When the librarian grinned, his eyebrows did the smiling for him: they lifted his features up toward his afro hair. His hair was still dark despite his age, but his face was as weather-worn as a sun-dried tomato. “Oh, doing well, doing well.”

“Thank you for the zine, how much do I owe you?” Anoor didn’t often handle money, but she could send Gorn up later.

“Don’t worry, this one was worth it, especially that scene in the cemetery, the way Abena ends up fighting both of them and stealing their wallets. Anyway, I’ll let you read it before I spill the whole plot.”

Anoor laughed, “Thank you, Bisma.”

“Choice Day coming up, eh?” He nodded toward her bag full of books.

“Yes, I was actually hoping to brush up on my history before making my decision.”

“Aho, leaning toward knowledge then?”

She gave him a nonchalant shrug.

“What are you looking for, particularly?”

“I’m interested in any of the earliest recordings about the continent, maps, details on the people who once lived here, maybe even about the Ending Fire?”

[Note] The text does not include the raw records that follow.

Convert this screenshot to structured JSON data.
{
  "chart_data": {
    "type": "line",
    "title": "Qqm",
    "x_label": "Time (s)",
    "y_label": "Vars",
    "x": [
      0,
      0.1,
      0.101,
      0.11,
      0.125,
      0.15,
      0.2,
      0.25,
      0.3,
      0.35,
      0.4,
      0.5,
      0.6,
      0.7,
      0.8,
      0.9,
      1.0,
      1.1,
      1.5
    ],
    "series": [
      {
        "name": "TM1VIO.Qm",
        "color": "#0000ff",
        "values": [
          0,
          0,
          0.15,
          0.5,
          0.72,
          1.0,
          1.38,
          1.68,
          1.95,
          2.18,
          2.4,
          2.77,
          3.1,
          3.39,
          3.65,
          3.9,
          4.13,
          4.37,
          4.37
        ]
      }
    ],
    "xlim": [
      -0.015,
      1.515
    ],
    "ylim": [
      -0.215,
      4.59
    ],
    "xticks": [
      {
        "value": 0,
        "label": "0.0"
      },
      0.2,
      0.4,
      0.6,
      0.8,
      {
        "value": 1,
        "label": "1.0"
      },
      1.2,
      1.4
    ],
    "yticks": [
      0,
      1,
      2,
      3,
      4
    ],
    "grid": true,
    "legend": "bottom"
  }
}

He frowned. “I see.” He scratched his wispy beard, “I’ll be as honest as the tidewind’s wrath, there isn’t much in the way of history here. We have a few early texts but nothing that’ll tell you much beyond what you’ve already been taught in school. You’d be better off trying the warden library. Why don’t you ask your mother to get you in?” The warden library was off limits to everyone except the wardens themselves and maybe the odd trusted adviser. It wasn’t Bisma’s fault he didn’t know Anoor didn’t fall into that category.

“Ah, thank you, Bisma. I might just do that…another time.”

His eyes crinkled with the wisdom of other people’s stories. “Anything we do have will be on the third stack, second row.”

“Thank you, Bisma.”

Anoor took the zine from his outstretched hand and made her way through the library. The public library was rarely used anymore; the wardens had no interest in its upkeep and so the quality of the books within had never been all that great. Embers were given the texts they needed to learn from in their classes, and anything beyond that was deemed unnecessary. Anoor was one of the few people who frequented the library, and even then, that was mostly to collect her zines from Bisma.

It was a claustrophobic room, a forgotten corner of the Keep, with too many books and too little space. The bookshelves were made from an assortment of materials, some rubber wood, others oak; a few of the shelves were even made from crumbling limestone. All had to be greased every mooncycle with peppermint oil to ward off the cockroaches who loved to scuttle between the tomes. Anoor avoided the library on that day; besides the smell that burned her nostrils, the fleeing cockroaches were enough to give her nightmares.

She found the history section and selected three of the oldest volumes there: Masters at Work, The Soil We Toil, and A Geography of the Empire. They weren’t very thick books, and inspecting the spines, she thought they looked like they’d never been opened. She took a seat in the reading station around the corner, which was wholly unoccupied. A plume of dust wafted from the books as she dropped them onto the table. And then she withdrew from her bag the main reason she was in the library in the first place: the assassin’s map and the small flourish in the corner that looked like land.